During the trip your guide will point out ospreys circling above the rock walls, and if you're lucky you'll spot seals in the inlets. The boats aren't allowed too close to the coast, but even at a distance the scale is impressive.
Girolata is a remarkable stop. This hamlet of a handful of houses and a Genoese fort is reachable only by boat or via a ninety-minute hike along the Tra Mare e Monti trail from the Col de la Croix. There's no road. A couple of restaurants serve fresh fish by the water, and the sense of isolation is complete. It's one of those places where you briefly wonder whether you're still in Europe.
The Calanques de Piana
The Calanques de Piana lie about twenty minutes' drive south of Porto and are a completely different kind of spectacle. Where Scandola is inaccessible and wild, you can drive right through the Calanques -- the D81 winds straight through them.

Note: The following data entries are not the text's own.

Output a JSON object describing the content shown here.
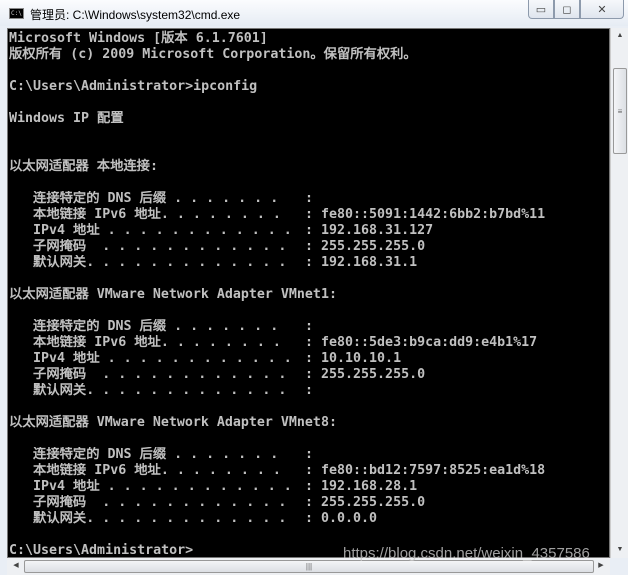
{
  "window": {
    "title": "管理员: C:\\Windows\\system32\\cmd.exe",
    "icon": "cmd-icon",
    "buttons": [
      "minimize",
      "maximize",
      "close"
    ]
  },
  "terminal": {
    "header": [
      "Microsoft Windows [版本 6.1.7601]",
      "版权所有 (c) 2009 Microsoft Corporation。保留所有权利。",
      "",
      "C:\\Users\\Administrator>ipconfig",
      "",
      "Windows IP 配置",
      "",
      ""
    ],
    "adapters": [
      {
        "title": "以太网适配器 本地连接:",
        "rows": [
          {
            "label": "   连接特定的 DNS 后缀 . . . . . . . ",
            "value": ""
          },
          {
            "label": "   本地链接 IPv6 地址. . . . . . . . ",
            "value": "fe80::5091:1442:6bb2:b7bd%11"
          },
          {
            "label": "   IPv4 地址 . . . . . . . . . . . . ",
            "value": "192.168.31.127"
          },
          {
            "label": "   子网掩码  . . . . . . . . . . . . ",
            "value": "255.255.255.0"
          },
          {
            "label": "   默认网关. . . . . . . . . . . . . ",
            "value": "192.168.31.1"
          }
        ]
      },
      {
        "title": "以太网适配器 VMware Network Adapter VMnet1:",
        "rows": [
          {
            "label": "   连接特定的 DNS 后缀 . . . . . . . ",
            "value": ""
          },
          {
            "label": "   本地链接 IPv6 地址. . . . . . . . ",
            "value": "fe80::5de3:b9ca:dd9:e4b1%17"
          },
          {
            "label": "   IPv4 地址 . . . . . . . . . . . . ",
            "value": "10.10.10.1"
          },
          {
            "label": "   子网掩码  . . . . . . . . . . . . ",
            "value": "255.255.255.0"
          },
          {
            "label": "   默认网关. . . . . . . . . . . . . ",
            "value": ""
          }
        ]
      },
      {
        "title": "以太网适配器 VMware Network Adapter VMnet8:",
        "rows": [
          {
            "label": "   连接特定的 DNS 后缀 . . . . . . . ",
            "value": ""
          },
          {
            "label": "   本地链接 IPv6 地址. . . . . . . . ",
            "value": "fe80::bd12:7597:8525:ea1d%18"
          },
          {
            "label": "   IPv4 地址 . . . . . . . . . . . . ",
            "value": "192.168.28.1"
          },
          {
            "label": "   子网掩码  . . . . . . . . . . . . ",
            "value": "255.255.255.0"
          },
          {
            "label": "   默认网关. . . . . . . . . . . . . ",
            "value": "0.0.0.0"
          }
        ]
      }
    ],
    "prompt": "C:\\Users\\Administrator>"
  },
  "watermark": "https://blog.csdn.net/weixin_4357586"
}
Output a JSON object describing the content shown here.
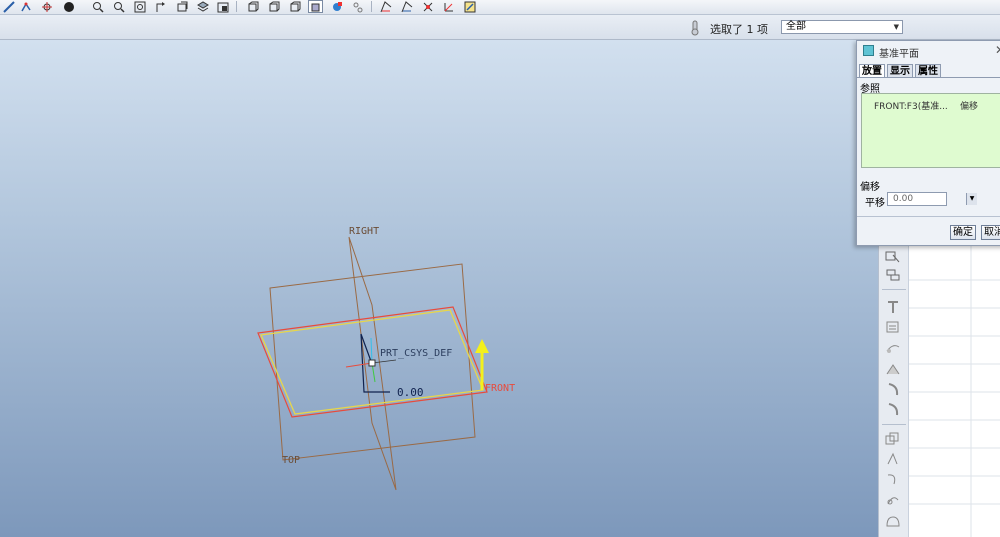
{
  "toolbar": {
    "buttons": [
      "repaint-icon",
      "wireframe-icon",
      "spin-center-icon",
      "appearance-icon",
      "zoom-in-icon",
      "zoom-out-icon",
      "refit-icon",
      "reorient-icon",
      "saved-views-icon",
      "layers-icon",
      "view-manager-icon",
      "shading-icon",
      "hidden-line-icon",
      "no-hidden-icon",
      "wireframe-display-icon",
      "datum-display-icon",
      "annotation-icon",
      "plane-display-icon",
      "axis-display-icon",
      "point-display-icon",
      "csys-display-icon"
    ]
  },
  "status": {
    "selected_text": "选取了 1 项",
    "filter_value": "全部"
  },
  "viewport": {
    "plane_labels": {
      "right": "RIGHT",
      "front": "FRONT",
      "top": "TOP"
    },
    "csys_label": "PRT_CSYS_DEF",
    "offset_value": "0.00",
    "colors": {
      "preview_plane": "#e8d64a",
      "highlight": "#e84b3c",
      "datum": "#9a6a45",
      "arrow": "#f3f01c"
    }
  },
  "dialog": {
    "title": "基准平面",
    "tabs": [
      "放置",
      "显示",
      "属性"
    ],
    "references_label": "参照",
    "reference_item": "FRONT:F3(基准...",
    "reference_type": "偏移",
    "offset_label": "偏移",
    "translate_label": "平移",
    "translate_value": "0.00",
    "ok_label": "确定",
    "cancel_label": "取消"
  }
}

And what a road it is. The red granite rock formations, shaped by millions of years of erosion, have been sculpted into forms that fire the imagination: towers, mushrooms, animal heads, a heart. The rocks crowd close to the road; at times it feels like driving through a canyon. The effect is strongest in the late afternoon light, when the sun hangs low and the red tones are at their most intense.
There are several car parks along the route where you can stop. From the car park at the Tete du Chien (the dog's head -- you'll spot it immediately) short hiking paths branch out among the rocks. A popular loop of about an hour takes you through a landscape that feels like an alien set. Wear sturdy shoes; the path is rocky and sometimes steep.

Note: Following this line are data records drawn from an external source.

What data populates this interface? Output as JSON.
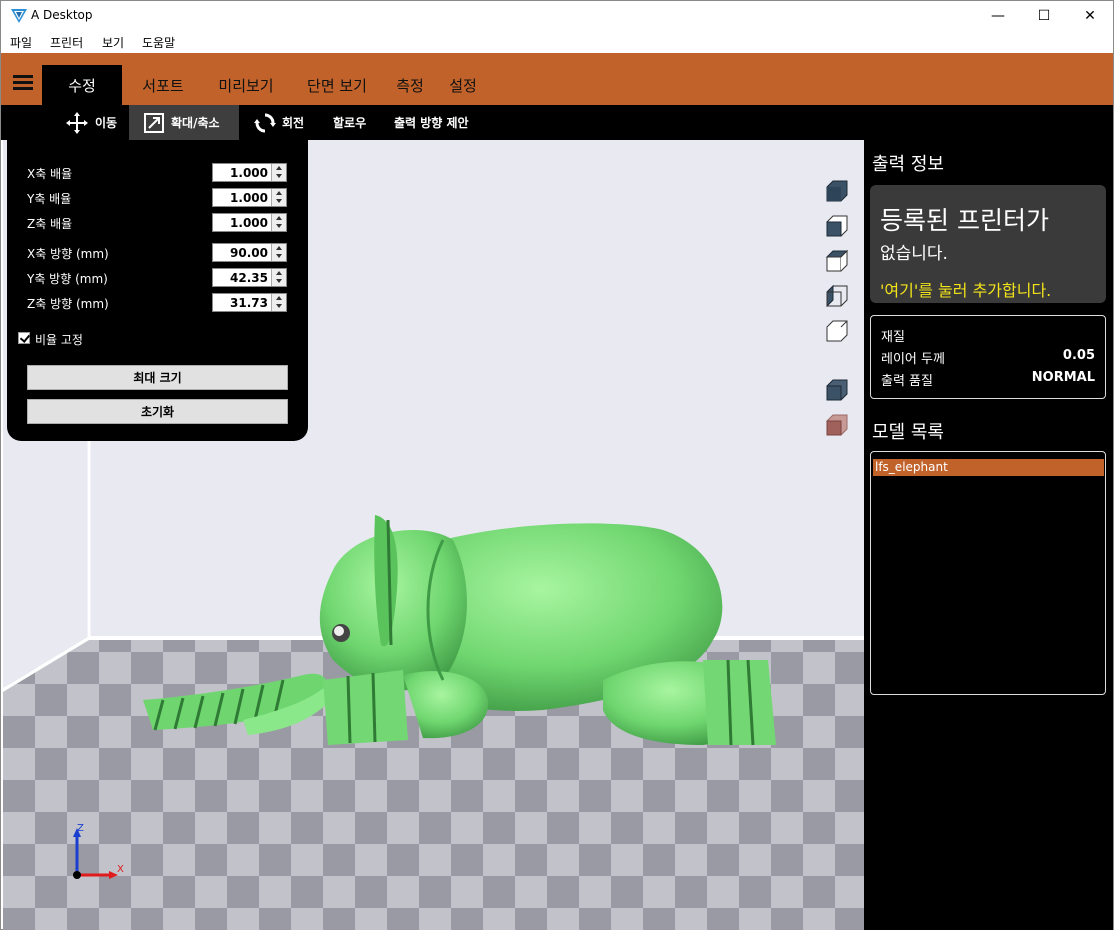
{
  "window": {
    "title": "A Desktop",
    "controls": {
      "minimize": "—",
      "maximize": "☐",
      "close": "✕"
    }
  },
  "menu": [
    "파일",
    "프린터",
    "보기",
    "도움말"
  ],
  "tabs": [
    "수정",
    "서포트",
    "미리보기",
    "단면 보기",
    "측정",
    "설정"
  ],
  "subtools": [
    "이동",
    "확대/축소",
    "회전",
    "할로우",
    "출력 방향 제안"
  ],
  "scale_panel": {
    "rows": [
      {
        "label": "X축 배율",
        "value": "1.000"
      },
      {
        "label": "Y축 배율",
        "value": "1.000"
      },
      {
        "label": "Z축 배율",
        "value": "1.000"
      },
      {
        "label": "X축 방향 (mm)",
        "value": "90.00"
      },
      {
        "label": "Y축 방향 (mm)",
        "value": "42.35"
      },
      {
        "label": "Z축 방향 (mm)",
        "value": "31.73"
      }
    ],
    "lock_ratio": "비율 고정",
    "max_size": "최대 크기",
    "reset": "초기화"
  },
  "axes": {
    "z": "Z",
    "x": "X"
  },
  "right_panel": {
    "print_info_title": "출력 정보",
    "printer_card": {
      "line1": "등록된 프린터가",
      "line2": "없습니다.",
      "line3": "'여기'를 눌러 추가합니다."
    },
    "material_label": "재질",
    "layer_label": "레이어 두께",
    "layer_value": "0.05",
    "quality_label": "출력 품질",
    "quality_value": "NORMAL",
    "model_list_title": "모델 목록",
    "models": [
      "lfs_elephant"
    ]
  },
  "colors": {
    "accent": "#c1622b",
    "model": "#7fe07f",
    "warning_text": "#f2e31a"
  }
}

Insider tip If you want peace and quiet, go early in the morning or late in the afternoon. Between eleven and three the car parks are overflowing in high season, and driving becomes tricky with oncoming traffic on the narrow road. Outside those hours you'll have the rocks almost to yourself.
Swimming: Plage de Ficajola
Below the Calanques lies one of the prettiest swimming spots on the west coast: Plage de Ficajola. It's a small pebble cove wedged between high red rock walls, with clear water that gradually deepens. You reach the beach via a steep path that takes about twenty minutes to descend. The climb back up is a solid workout, but the swimming in that setting makes up for everything.

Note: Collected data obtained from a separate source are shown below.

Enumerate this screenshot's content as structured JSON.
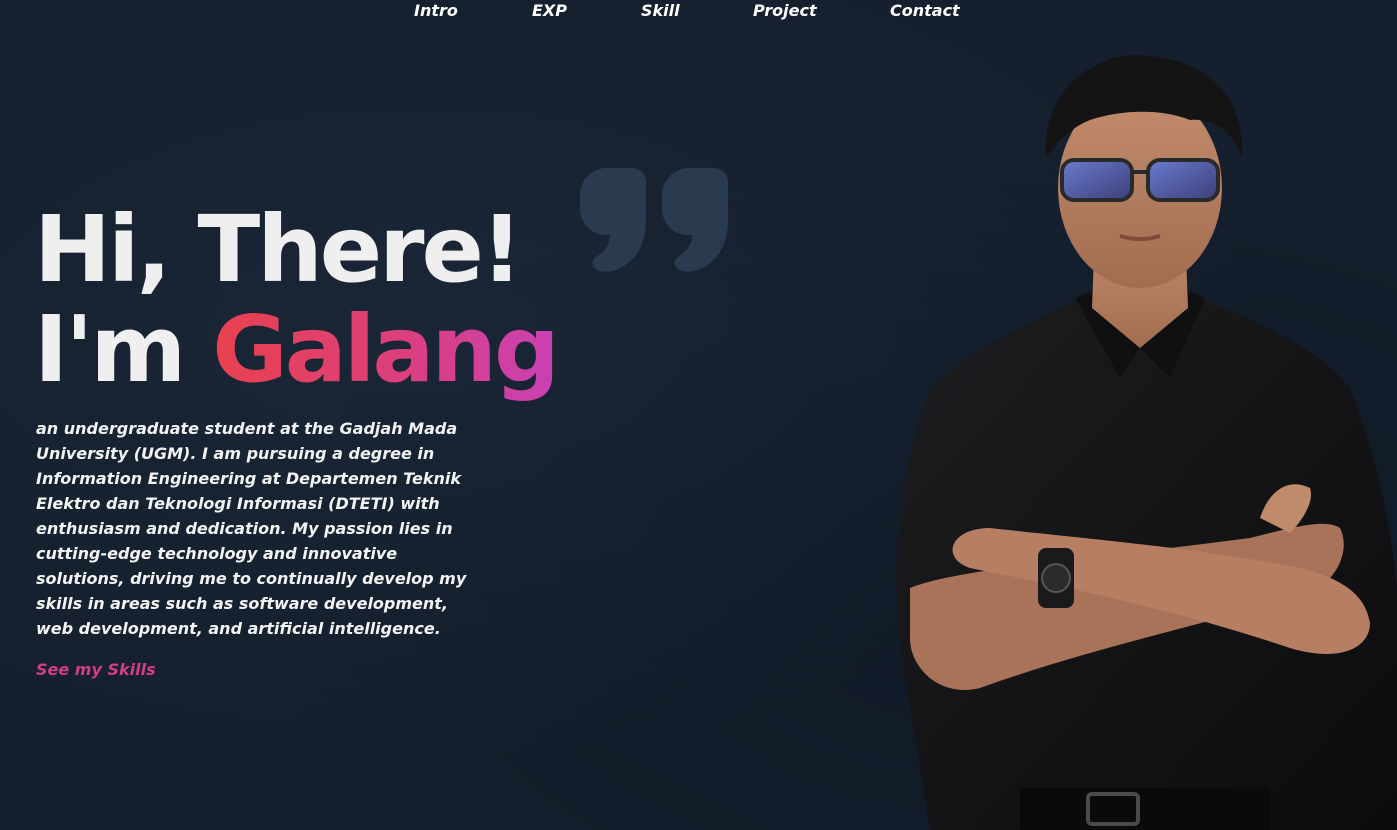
{
  "nav": {
    "items": [
      {
        "label": "Intro"
      },
      {
        "label": "EXP"
      },
      {
        "label": "Skill"
      },
      {
        "label": "Project"
      },
      {
        "label": "Contact"
      }
    ]
  },
  "hero": {
    "line1": "Hi, There!",
    "line2_prefix": "I'm",
    "name": "Galang",
    "bio": "an undergraduate student at the Gadjah Mada University (UGM). I am pursuing a degree in Information Engineering at Departemen Teknik Elektro dan Teknologi Informasi (DTETI) with enthusiasm and dedication. My passion lies in cutting-edge technology and innovative solutions, driving me to continually develop my skills in areas such as software development, web development, and artificial intelligence.",
    "cta_label": "See my Skills"
  },
  "colors": {
    "background": "#151f2d",
    "accent_start": "#e8414e",
    "accent_end": "#c840b4",
    "link": "#d33d86",
    "quote_mark": "#2b3b4f"
  },
  "icons": {
    "quote": "closing-quote-icon",
    "portrait": "portrait-photo"
  }
}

There are no facilities at the beach -- no bar, no shower, no sun loungers. Bring water and a towel. The car park at the top is small and fills up fast in summer, so once again: arriving early pays off.
An alternative is the beach at Plage de Bussaglia, north of Porto. It's a wider sandy beach with a few restaurants and more space, but less spectacular in terms of surroundings.
Gorges de Spelunca
If you fancy an inland walk, the Gorges de Spelunca offer a fine route. This gorge lies east of Porto and connects the villages of Ota and Evisa via an old mule track. The hike is roughly two hours one way and leads past Genoese bridges, deeply carved rock pools and dense forest. It's a welcome change of pace after a few days on the coast.
At the Genoese bridge halfway along you can swim in the river -- it's ice-cold but refreshing, and the setting with the old bridge above is gorgeous. Bring swimwear if you plan to do the walk.
Insider tip Start the hike in Evisa and finish in Ota. The path then runs mostly downhill, which is considerably more pleasant. Leave your car in Ota and take a taxi to Evisa, or bring two cars.
Porto and its surroundings deserve at least two full days. One day for the boat trip to Scandola and Girolata, and one day for the Calanques, Ficajola and perhaps the gorge. If you have more time, let the pace drop and simply spend an afternoon by the tower, watching the cliffs change colour as the sun sinks. Because that's actually the best thing you can do here: nothing, and just watch.